I'm often most inspired by news I wasn't looking for or finding conflicting points of views. My lack of control over what I see in the dead-tree newspaper is the dynamic that I've been missing. I want to turn a page and not know what will be there. That's a funny thing to write as that was the only option pre-Internet. I'm willing to pay to limit my choice of news and think critically about what others think is important to publish, a rare opportunity these days.

A good example is the editorial "More partners, more news". If I hadn't seen the story in print, introducing a partnership between the News Tribune and other local papers, I probably wouldn't have seen it otherwise. It wouldn't have been "Like"-worthy in my online networks, but the story mattered to me. The editorial spun the efficiencies of combining resources, eliminating reporters from multiple papers attending the same events for cost-saving. I saw through that message and realized the lack of competition and differing perspectives that the public will miss. Without the attendance of multiple reporters, quality of reporting will worsen and alternate perspectives will be non-existent. One voice. One source. No alternative.
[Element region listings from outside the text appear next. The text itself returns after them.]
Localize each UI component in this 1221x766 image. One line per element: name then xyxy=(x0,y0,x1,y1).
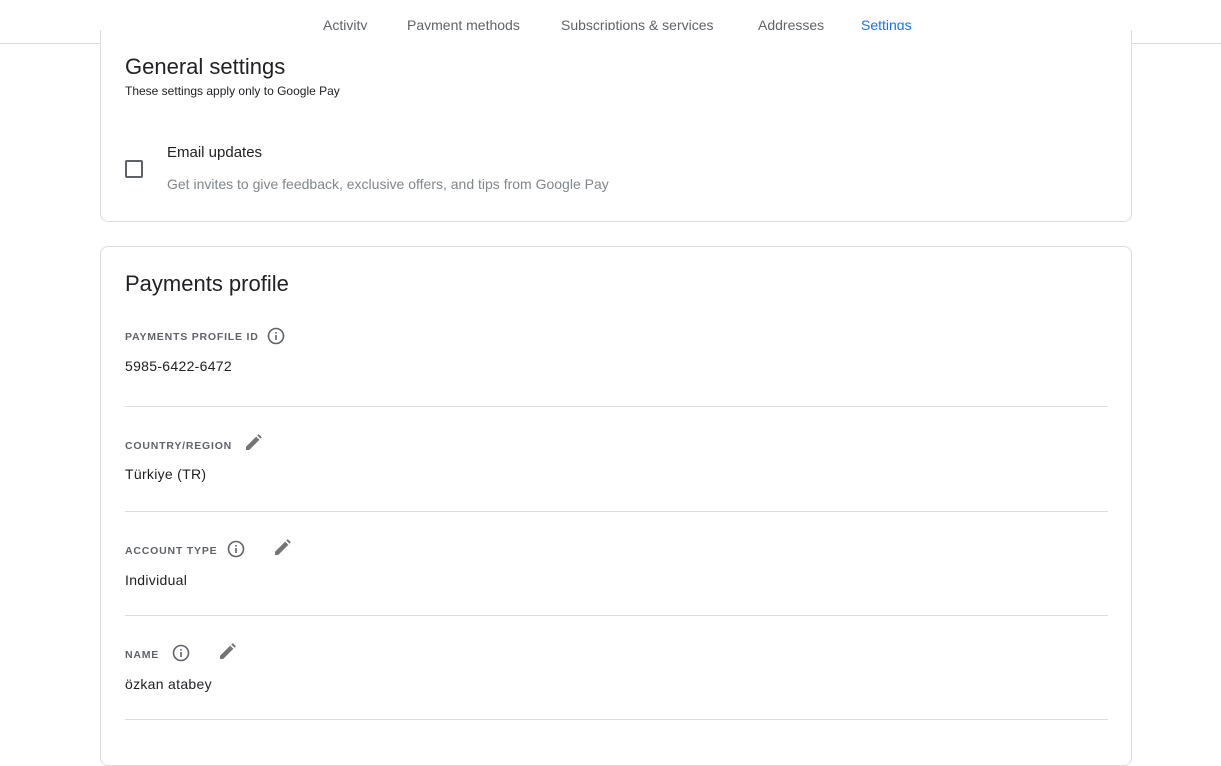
pencil-icon[interactable] xyxy=(217,642,237,662)
general-settings-subtitle: These settings apply only to Google Pay xyxy=(125,84,340,98)
email-updates-checkbox[interactable] xyxy=(125,160,143,178)
info-icon[interactable] xyxy=(171,643,191,663)
account-type-label: ACCOUNT TYPE xyxy=(125,545,218,557)
info-icon[interactable] xyxy=(226,539,246,559)
email-updates-description: Get invites to give feedback, exclusive … xyxy=(167,176,609,192)
divider xyxy=(125,615,1108,616)
email-updates-label: Email updates xyxy=(167,144,263,161)
country-region-label: COUNTRY/REGION xyxy=(125,440,233,452)
name-value: özkan atabey xyxy=(125,676,212,692)
pencil-icon[interactable] xyxy=(272,538,292,558)
payments-profile-card: Payments profile PAYMENTS PROFILE ID 598… xyxy=(100,246,1132,766)
general-settings-title: General settings xyxy=(125,54,286,79)
general-settings-card: General settings These settings apply on… xyxy=(100,30,1132,222)
divider xyxy=(125,511,1108,512)
info-icon[interactable] xyxy=(266,326,286,346)
divider xyxy=(125,719,1108,720)
country-region-value: Türkiye (TR) xyxy=(125,466,207,482)
name-label: NAME xyxy=(125,649,160,661)
payments-profile-id-value: 5985-6422-6472 xyxy=(125,358,232,374)
divider xyxy=(125,406,1108,407)
pencil-icon[interactable] xyxy=(243,433,263,453)
account-type-value: Individual xyxy=(125,572,188,588)
payments-profile-id-label: PAYMENTS PROFILE ID xyxy=(125,331,259,343)
payments-profile-title: Payments profile xyxy=(125,271,289,296)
That's a disservice to the community.

I'm watching closely the negotiations between the teachers' union and Tacoma Public Schools, a hot-button issue, because the paper alerted me. Or, it was nice seeing a child recovering at one of the hospitals I work for on the front page of Saturday's paper. For all of the reasons above... OK, just #1 and #5, these things matter and justify the subscription. They justify stepping away from the multitasking temptations of the bright screen and looking at the dull print.

On a side note, I hope everyone likes the new blog layout! You know I can't go without changing the blog every year or so. This new template provides a lot more flexibility. Yes, some old links will be broken, but pretty sure that I'm the only one looking at my archives.